La falta de recursos, la ausencia de una coordinación de autoridades federales y locales, y medidas implementadas de manera incorrecta siguen siendo los retos para el funcionamiento del Mecanismo de Protección para Personas Defensoras de Derechos Humanos y Periodistas, el cual está vigente desde 2012.

De acuerdo con el diagnóstico sobre el funcionamiento del mecanismo elaborado por la Oficina en México del Alto Comisionado de las Naciones Unidas para los Derechos Humanos, hasta el 30 de abril de este año el Mecanismo protegía a 903 personas; sin embargo, la Secretaría de Gobernación prevé que para final de año estará protegiendo a 1,131 beneficiarios lo que implicaría un gasto de 325 millones de pesos.

De los beneficiarios, 582 son defensoras y defensores de derechos humanos, 290 mujeres y 292 hombres, mientras que hay un total de 321 periodistas con estas medidas de protección: 80 mujeres y 241 hombres.

El diagnóstico alertó que el presupuesto asignado para 2019 fue de 207.6 millones de pesos, correspondiente a 64% del gasto previsto y monto inferior a lo ejercido en 2018 y 2017, y recordó que la Segob presentó el pasado 4 de abril una solicitud adicional de 150 millones de pesos que todavía no ha sido respondida.

"Para garantizar un funcionamiento más eficaz del Mecanismo, el Estado mexicano tendrá que reforzar de manera decidida sus recursos humanos, garantizar los recursos económicos necesarios y asegurar los recursos materiales adecuados para que las y los funcionarios puedan cumplir con su mandato de protección" señala el documento.

En ese sentido, advirtió que para 2024 serían aproximadamente 3,400 las personas beneficiarias por lo que el Mecanismo se volverá ineficaz e insostenible.

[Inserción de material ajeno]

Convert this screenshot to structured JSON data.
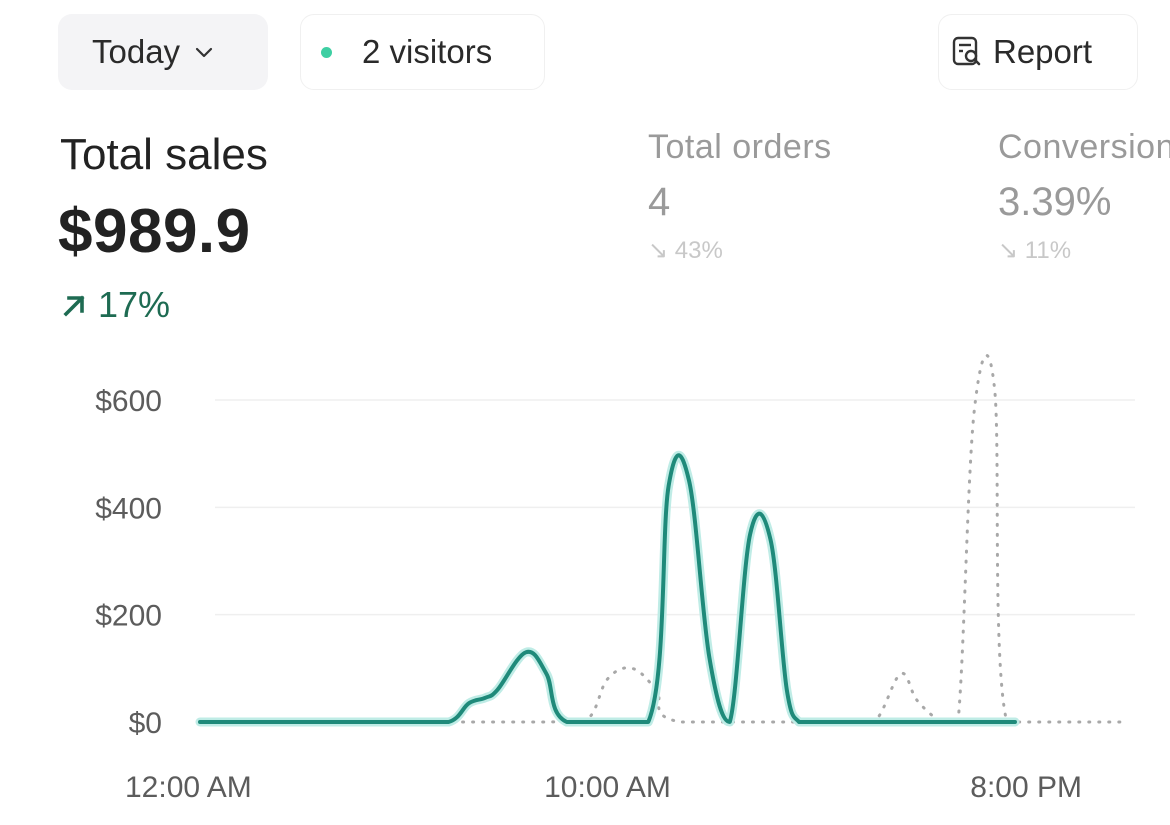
{
  "toolbar": {
    "date_range_label": "Today",
    "visitors_label": "2 visitors",
    "report_label": "Report",
    "live_dot_color": "#3ecfa3",
    "icons": [
      "chevron-down-icon",
      "live-dot-icon",
      "report-icon"
    ]
  },
  "metrics": {
    "total_sales": {
      "label": "Total sales",
      "value": "$989.9",
      "change": "17%",
      "trend": "up",
      "color": "#1e6b52"
    },
    "total_orders": {
      "label": "Total orders",
      "value": "4",
      "change": "↘ 43%",
      "trend": "down"
    },
    "conversion": {
      "label": "Conversion",
      "value": "3.39%",
      "change": "↘ 11%",
      "trend": "down"
    }
  },
  "chart_data": {
    "type": "line",
    "ylim": [
      0,
      600
    ],
    "y_ticks": [
      "$600",
      "$400",
      "$200",
      "$0"
    ],
    "y_tick_values": [
      600,
      400,
      200,
      0
    ],
    "x_tick_labels": [
      "12:00 AM",
      "10:00 AM",
      "8:00 PM"
    ],
    "x_tick_hours": [
      0,
      10,
      20
    ],
    "grid": true,
    "series": [
      {
        "style": "solid",
        "color": "#1f8a7a",
        "hours": [
          0,
          5,
          6.1,
          6.6,
          7,
          7.3,
          8,
          8.5,
          9,
          11,
          11.5,
          12,
          12.5,
          13,
          13.5,
          14,
          14.4,
          14.7,
          15,
          15.5,
          16,
          16.3,
          16.7,
          17.3,
          20
        ],
        "values": [
          0,
          0,
          0,
          35,
          45,
          60,
          130,
          90,
          0,
          0,
          440,
          450,
          120,
          0,
          350,
          340,
          60,
          0,
          0,
          0,
          0,
          0,
          0,
          0,
          0
        ]
      },
      {
        "style": "dotted",
        "color": "#a8a8a8",
        "hours": [
          6.2,
          8.5,
          9.5,
          10,
          10.6,
          11.2,
          11.8,
          16,
          16.6,
          17.2,
          17.6,
          18.2,
          18.6,
          19,
          19.5,
          19.8,
          21.5,
          22.6
        ],
        "values": [
          0,
          0,
          5,
          80,
          100,
          60,
          0,
          0,
          5,
          90,
          40,
          0,
          0,
          580,
          620,
          0,
          0,
          0
        ]
      }
    ]
  }
}
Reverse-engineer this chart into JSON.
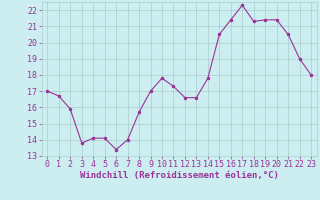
{
  "x": [
    0,
    1,
    2,
    3,
    4,
    5,
    6,
    7,
    8,
    9,
    10,
    11,
    12,
    13,
    14,
    15,
    16,
    17,
    18,
    19,
    20,
    21,
    22,
    23
  ],
  "y": [
    17.0,
    16.7,
    15.9,
    13.8,
    14.1,
    14.1,
    13.4,
    14.0,
    15.7,
    17.0,
    17.8,
    17.3,
    16.6,
    16.6,
    17.8,
    20.5,
    21.4,
    22.3,
    21.3,
    21.4,
    21.4,
    20.5,
    19.0,
    18.0
  ],
  "line_color": "#993399",
  "marker": ".",
  "marker_color": "#993399",
  "bg_color": "#cceef0",
  "grid_color": "#aacccc",
  "xlabel": "Windchill (Refroidissement éolien,°C)",
  "ylim": [
    13,
    22.5
  ],
  "yticks": [
    13,
    14,
    15,
    16,
    17,
    18,
    19,
    20,
    21,
    22
  ],
  "xticks": [
    0,
    1,
    2,
    3,
    4,
    5,
    6,
    7,
    8,
    9,
    10,
    11,
    12,
    13,
    14,
    15,
    16,
    17,
    18,
    19,
    20,
    21,
    22,
    23
  ],
  "xlabel_fontsize": 6.5,
  "tick_fontsize": 6.0
}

Por otra parte, alertó de una insuficiencia en los funcionarios que operan el Mecanismo, porque solamente se cuentan con 36. La organización internacional explicó que cada persona que realiza funciones de seguimiento debe atender un promedio de 155 personas beneficiarias y al 24 de abril estaban pendientes 114 reevaluaciones y 22 evaluaciones, lo que representa un rezago de tres meses de trabajo.

Entre los hallazgos se encontró que el Mecanismo carece de un enfoque preventivo, porque su objetivo es evitar la consumación del daño sin priorizar la atención a las causas que generan el riesgo, por lo que la falta de este enfoque es el principal motivo por el cual en 2017 solamente diez casos se concluyeron por disminución de riesgo y en 2018 ninguno.

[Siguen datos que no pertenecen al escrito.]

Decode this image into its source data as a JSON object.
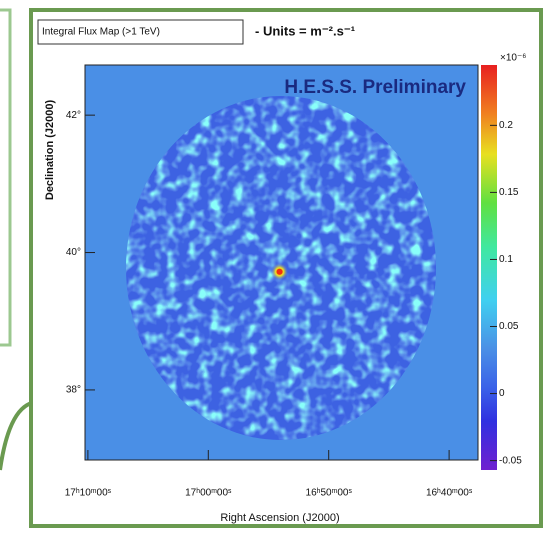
{
  "chart_data": {
    "type": "skymap",
    "title": "Integral Flux Map (>1 TeV)",
    "subtitle": "- Units = m⁻².s⁻¹",
    "annotation": "H.E.S.S. Preliminary",
    "x_label": "Right Ascension (J2000)",
    "y_label": "Declination (J2000)",
    "colorbar_multiplier": "×10⁻⁶",
    "xlim": [
      257.56,
      249.4
    ],
    "xticks": [
      {
        "value": 257.5,
        "label": "17ʰ10ᵐ00ˢ"
      },
      {
        "value": 255,
        "label": "17ʰ00ᵐ00ˢ"
      },
      {
        "value": 252.5,
        "label": "16ʰ50ᵐ00ˢ"
      },
      {
        "value": 250,
        "label": "16ʰ40ᵐ00ˢ"
      }
    ],
    "ylim": [
      36.98,
      42.73
    ],
    "yticks": [
      {
        "value": 42,
        "label": "42°"
      },
      {
        "value": 40,
        "label": "40°"
      },
      {
        "value": 38,
        "label": "38°"
      }
    ],
    "zlim": [
      -0.057,
      0.245
    ],
    "zticks": [
      -0.05,
      0,
      0.05,
      0.1,
      0.15,
      0.2
    ],
    "sources": [
      {
        "x": 253.52,
        "y": 39.72,
        "value": 0.2,
        "color": "#f03010"
      }
    ]
  }
}
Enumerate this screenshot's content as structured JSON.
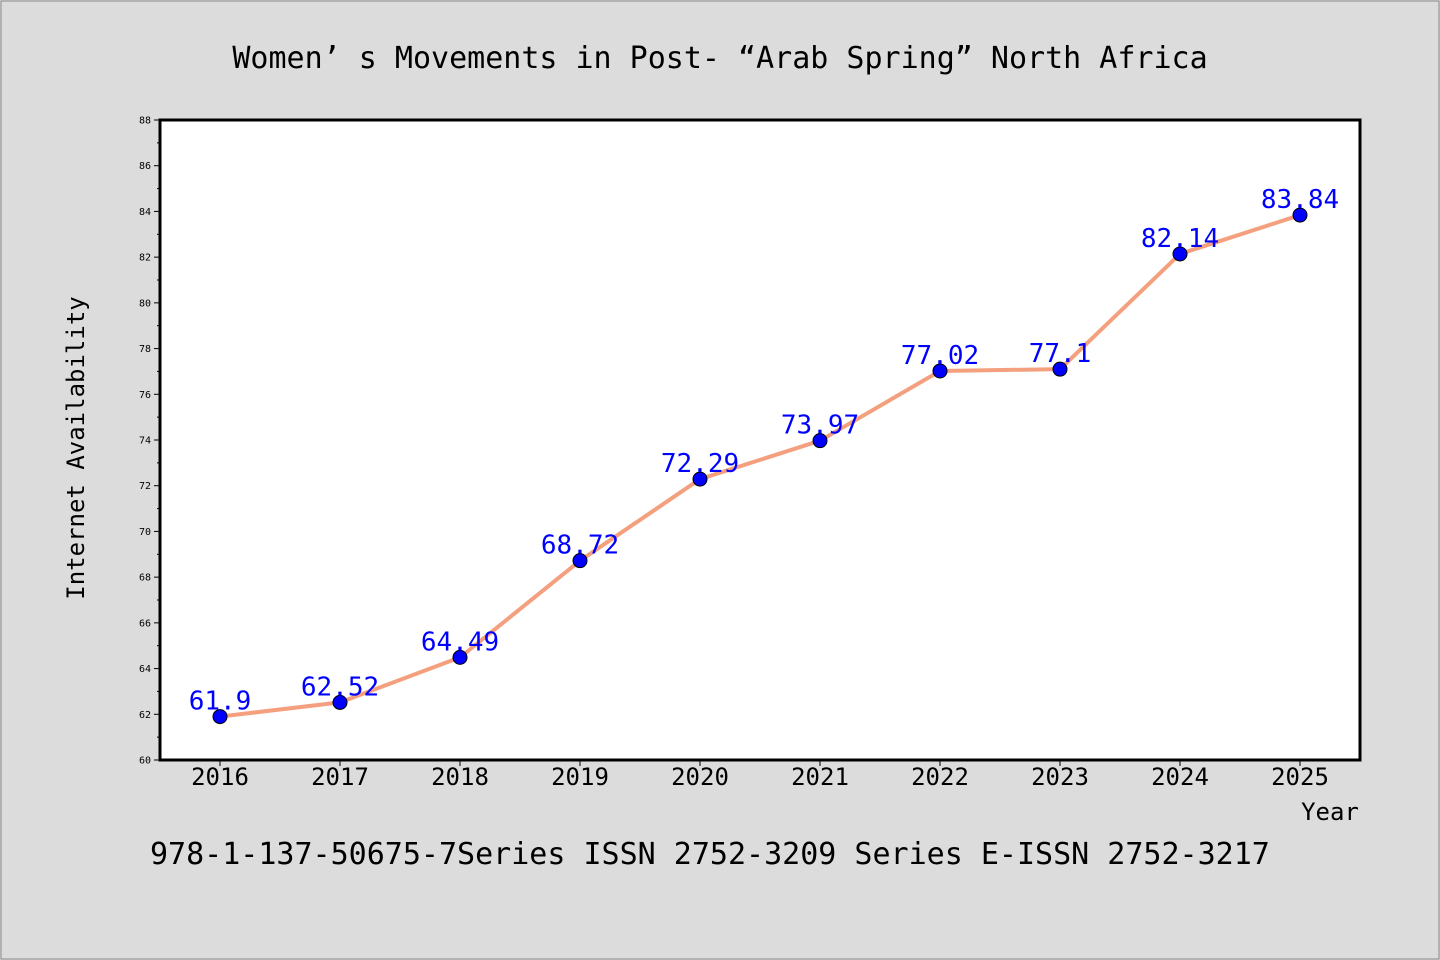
{
  "chart_data": {
    "type": "line",
    "title": "Women’ s Movements in Post- “Arab Spring” North Africa",
    "xlabel": "Year",
    "ylabel": "Internet Availability",
    "categories": [
      "2016",
      "2017",
      "2018",
      "2019",
      "2020",
      "2021",
      "2022",
      "2023",
      "2024",
      "2025"
    ],
    "series": [
      {
        "values": [
          61.9,
          62.52,
          64.49,
          68.72,
          72.29,
          73.97,
          77.02,
          77.1,
          82.14,
          83.84
        ],
        "labels": [
          "61.9",
          "62.52",
          "64.49",
          "68.72",
          "72.29",
          "73.97",
          "77.02",
          "77.1",
          "82.14",
          "83.84"
        ]
      }
    ],
    "ylim": [
      60,
      88
    ],
    "yticks": [
      "60",
      "62",
      "64",
      "66",
      "68",
      "70",
      "72",
      "74",
      "76",
      "78",
      "80",
      "82",
      "84",
      "86",
      "88"
    ],
    "grid": false,
    "line_color": "#f4a07e",
    "marker_color": "#0000ff",
    "label_color": "#0000ff",
    "footer": "978-1-137-50675-7Series ISSN 2752-3209 Series E-ISSN 2752-3217"
  }
}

La ONU se sumó a la solicitud de la Comisión Interamericana de Derechos Humanos (CIDH) para generar mecanismos de rendición de cuentas y transparencia en el funcionamiento del Mecanismo, ya que la falta de información contribuye a la generación de falsas expectativas sobre las medidas de protección.

Para la elaboración del diagnóstico se entrevistaron a 62 personas beneficiarias, 26 eran mujeres, y se pudo constatar que el Mecanismo no cuenta con un enfoque de perspectiva de género por lo que la ONU DH exhortó a las autoridades a atender de manera diferenciada las agresiones de hombres y mujeres, ya que éstas últimas registran mayor número de agresiones sexuales.